Les microalgues peuvent-elles devenir un élément important dans le domaine des compléments alimentaires et sont-elles à même de révolutionner la nutrition santé ? C’est du moins le pari de Sofinnova Partners qui a lancé les fonds Sofinnova Green Seed en 2009 et Sofinnova Industrial Biotech (IB) en 2017 pour faire émerger des biotech innovantes dans le domaine de la nutrition, la chimie, l’agriculture et les matériaux.

 

Microphyt, une société de biotechnologie qui développe des ingrédients naturels à partir de microalgues, a réalisé une levée de fonds importante de 28,5 M€ en 2019. Pourquoi Sofinnova Partners a-t-elle choisi de mener ce tour de financement ?

 

Sofinnova Partners est actif depuis 1972 dans le capital-risque et notre succès depuis tant d’années résulte d’une stratégie invariable qui s’appuie sur deux piliers : investir dans des technologies de rupture qui transforment de façon radicale le marché et miser sur des équipes solides au talent éprouvé.
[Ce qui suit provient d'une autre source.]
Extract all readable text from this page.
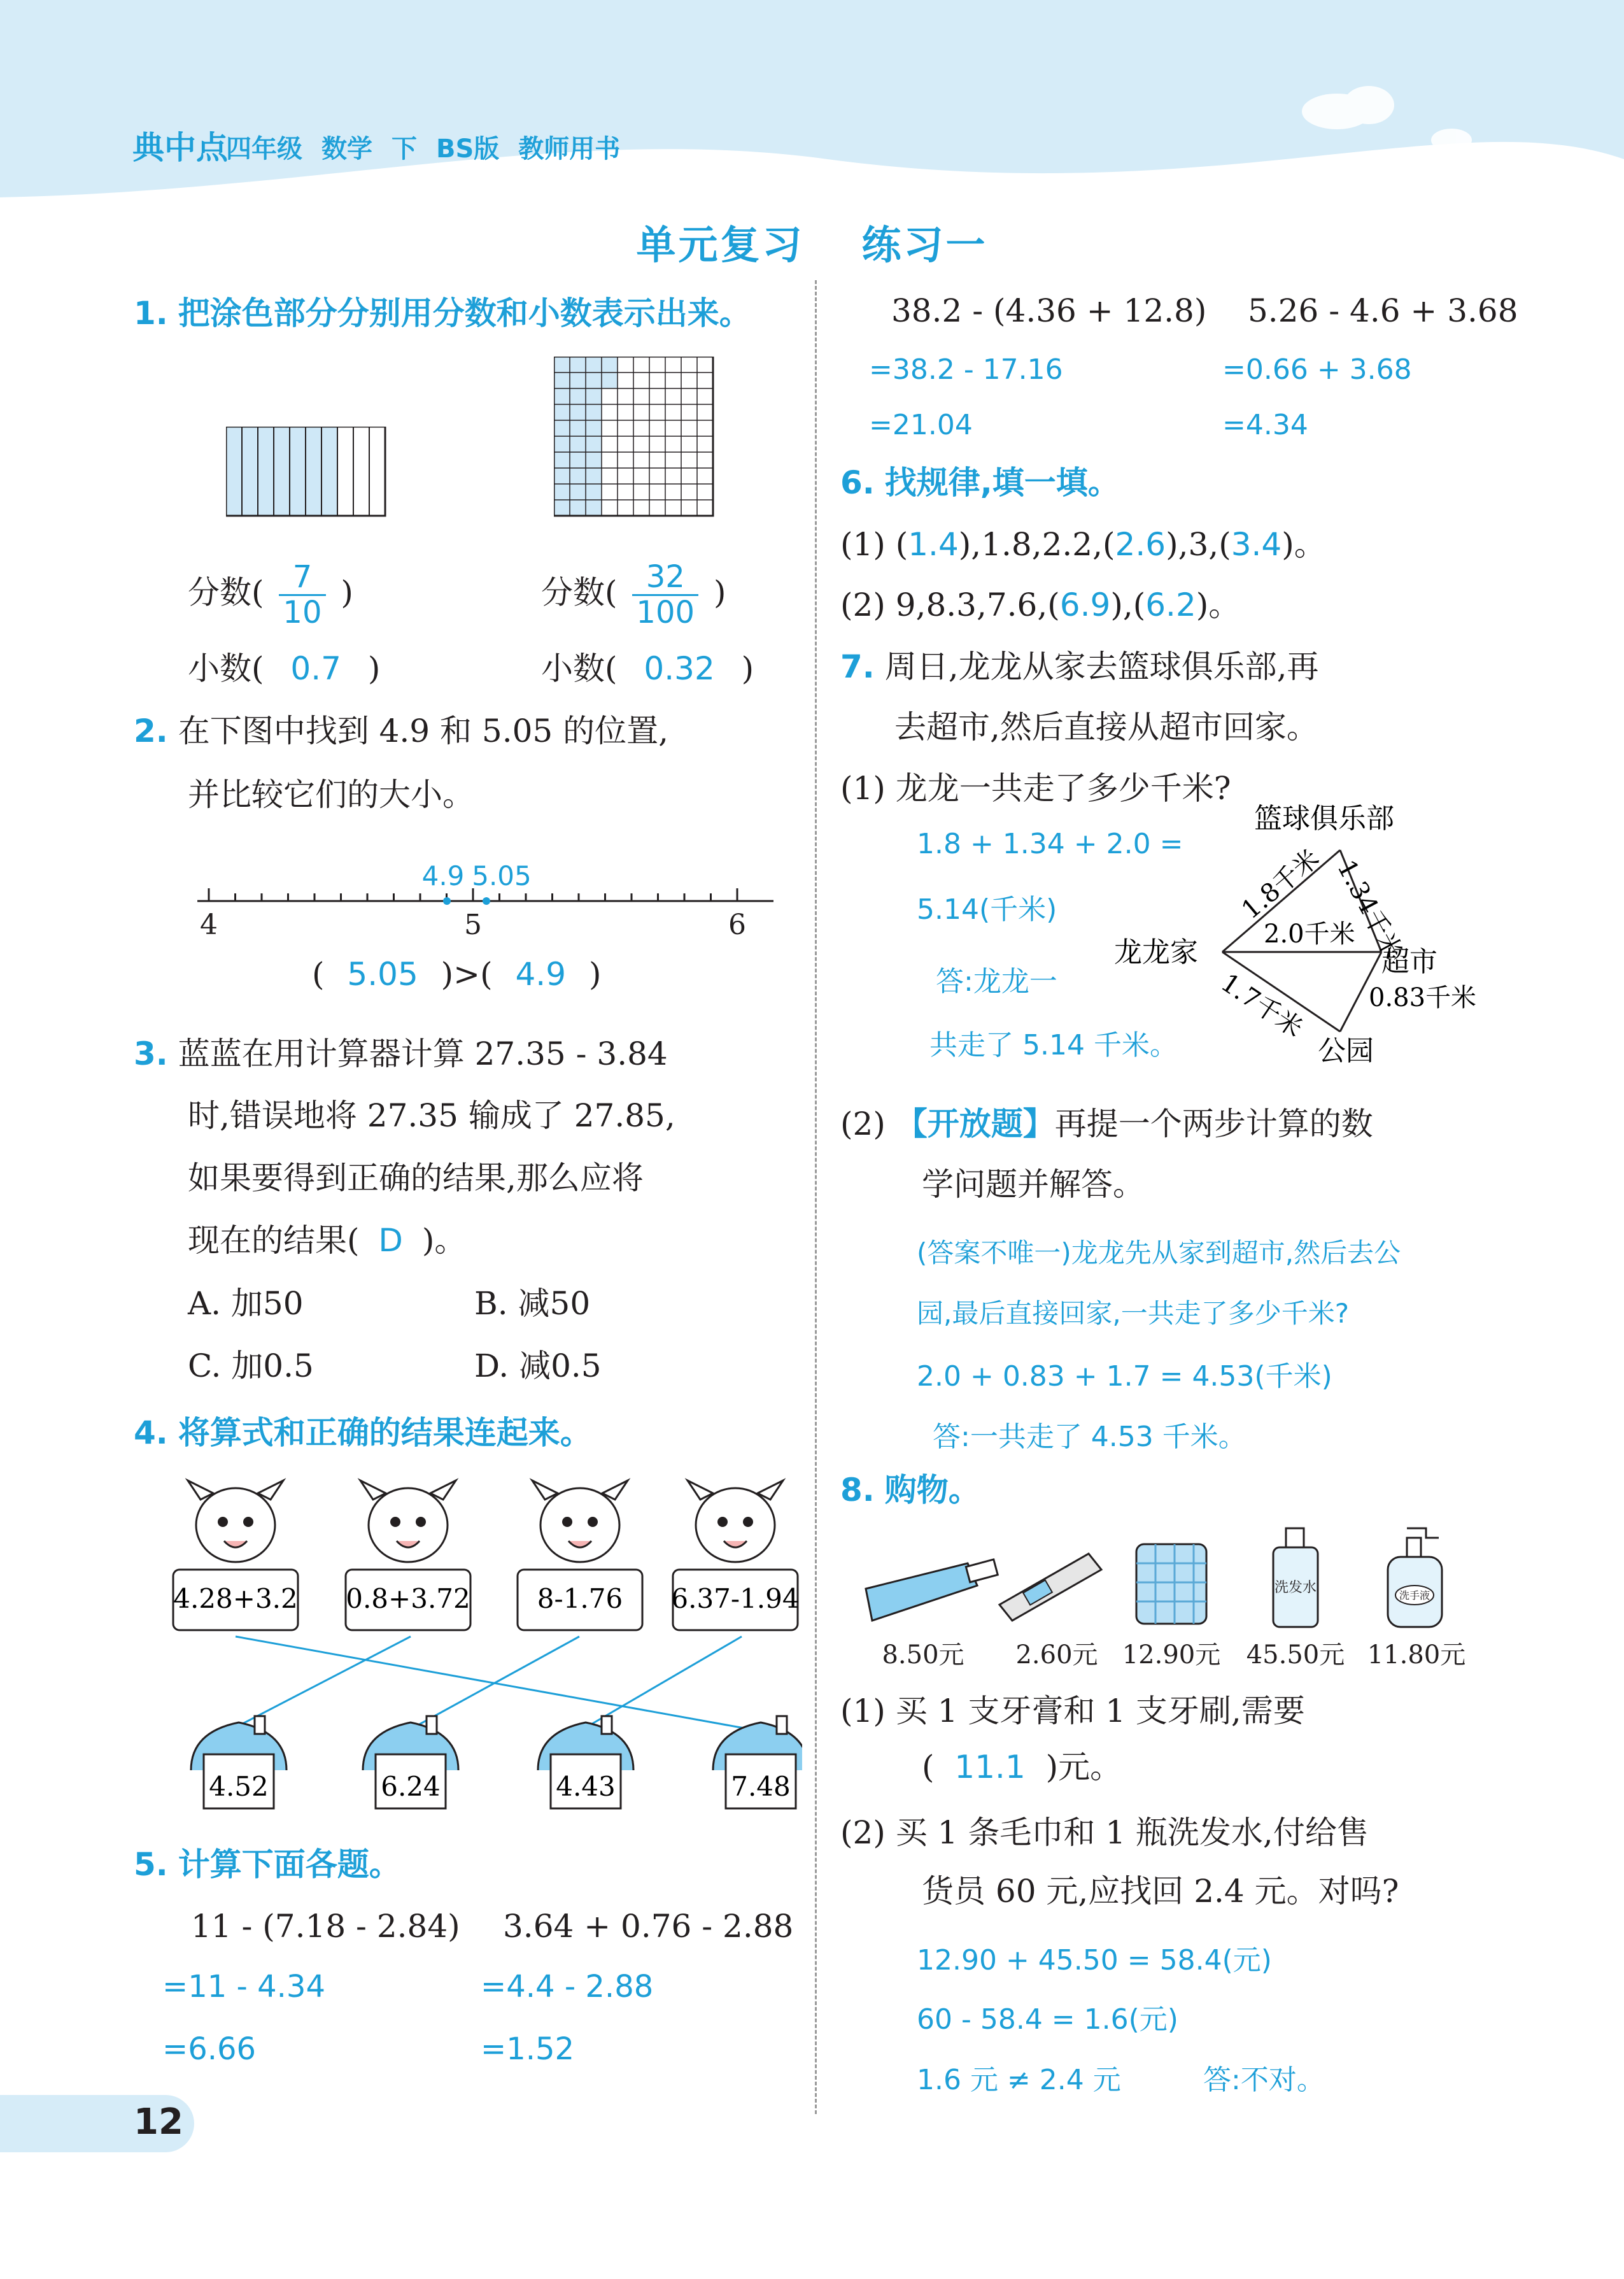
典中点
四年级 数学 下 BS版 教师用书
单元复习 练习一
1. 把涂色部分分别用分数和小数表示出来。
分数( $\frac{7}{10}$ )	分数( $\frac{32}{100}$ )
小数( 0.7 )	小数( 0.32 )
2. 在下图中找到 4.9 和 5.05 的位置,
并比较它们的大小。
4	5	6
4.9 5.05
( 5.05 )>( 4.9 )
3. 蓝蓝在用计算器计算 27.35 - 3.84
时,错误地将 27.35 输成了 27.85,
如果要得到正确的结果,那么应将
现在的结果( D )。
A. 加50	B. 减50
C. 加0.5	D. 减0.5
4. 将算式和正确的结果连起来。
4.28+3.2 0.8+3.72	8-1.76 6.37-1.94
4.52	6.24	4.43	7.48
5. 计算下面各题。
11 - (7.18 - 2.84) 3.64 + 0.76 - 2.88
=11 - 4.34	=4.4 - 2.88
=6.66	=1.52
12
38.2 - (4.36 + 12.8) 5.26 - 4.6 + 3.68
=38.2 - 17.16	=0.66 + 3.68
=21.04	=4.34
6. 找规律,填一填。
(1) (1.4),1.8,2.2,(2.6),3,(3.4)。
(2) 9,8.3,7.6,(6.9),(6.2)。
7. 周日,龙龙从家去篮球俱乐部,再
去超市,然后直接从超市回家。
(1) 龙龙一共走了多少千米?
1.8 + 1.34 + 2.0 =
5.14(千米)
答:龙龙一
共走了 5.14 千米。
篮球俱乐部
龙龙家	超市
公园
1.8千米 1.34千米
2.0千米
1.7千米 0.83千米
(2) 【开放题】再提一个两步计算的数
学问题并解答。
(答案不唯一)龙龙先从家到超市,然后去公
园,最后直接回家,一共走了多少千米?
2.0 + 0.83 + 1.7 = 4.53(千米)
答:一共走了 4.53 千米。
8. 购物。
洗发水	洗手液
8.50元 2.60元 12.90元 45.50元 11.80元
(1) 买 1 支牙膏和 1 支牙刷,需要
( 11.1 )元。
(2) 买 1 条毛巾和 1 瓶洗发水,付给售
货员 60 元,应找回 2.4 元。对吗?
12.90 + 45.50 = 58.4(元)
60 - 58.4 = 1.6(元)
1.6 元 ≠ 2.4 元	答:不对。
Microphyt réunit ces deux qualités : un savoir-faire technique révolutionnaire, avec une R&D innovante, qui permet d’assurer une production de masse de microalgues en exploitant au mieux leur diversité, et un entrepreneur, Vincent Usache, dont l’expertise dans le domaine du marketing technologique nous a convaincue. Par une interaction constructive entre les investisseurs et Vincent qui dura presque une année avant l’investissement, la nouvelle équipe, que le fondateur Arnaud Mueller-Feuga avait recrutée avant de prendre sa retraite, a fait évoluer la stratégie de Microphyt. Elle s’inscrit désormais dans une logique basée non plus sur la production de biomasse de microalgues et de quelques produits qui sont devenus des commodités comme l’astaxanthine, mais sur le besoin des clients pour des compléments alimentaires d’origine naturelle qui permettent de gérer certaines étapes cruciales de la vie comme le surpoids ou la perte de mémoire liée à l’âge, ou encore certains dérèglements hormonaux, etc. Nous avons mené cet investissement avec le fonds SPI de Bpifrance*.

 

*Fonds d’investissement, financé par le Programme d’Investissement d’Avenir, dans des projets industriels.

 

En quoi la technologie de Microphyt révolutionne-t-elle le marché des ingrédients naturels pour la nutrition et le bien-être ?

 

Parmi les ingrédients naturels, les microalgues se distinguent par une richesse et diversité incroyables, parfaitement en phase avec les besoins multiples des consommateurs. Un de nos constats de départ était qu’il y avait une contradiction entre le potentiel gigantesque de diversité dans les microalgues et ce sur quoi les multiples entreprises créées dans le domaine étaient focalisées : pas plus de 5 molécules issues des familles que sont principalement les acides gras polyinsaturés et les caroténoïdes. Un des avantages clés de Microphyt sur ce marché repose sur sa technologie propriétaire de production qui rend l’accès à cette diversité possible mais qui garantit aussi un haut niveau de contrôle et de standardisation. Le procédé qu’ils ont développé en interne et breveté résout les inconvénients habituels de la production de microalgues : il repose sur des photobioréacteurs tubulaires de petite taille (5 000 litres) qui permettent d’offrir un fort potentiel de différentiation produit et de fournir des ingrédients actifs naturels de manière industrielle. Leur technologie de fermentation utilise la lumière comme source d’énergie et présente la particularité de n’induire aucun stress des microalgues qui sont souvent très fragiles. Grâce à sa technologie, Microphyt a déjà été capable de développer et produire un premier produit qui vient d’obtenir une autorisation de commercialisation aux Etats-Unis: Brainphyt, contre la perte de mémoire liée à l’âge.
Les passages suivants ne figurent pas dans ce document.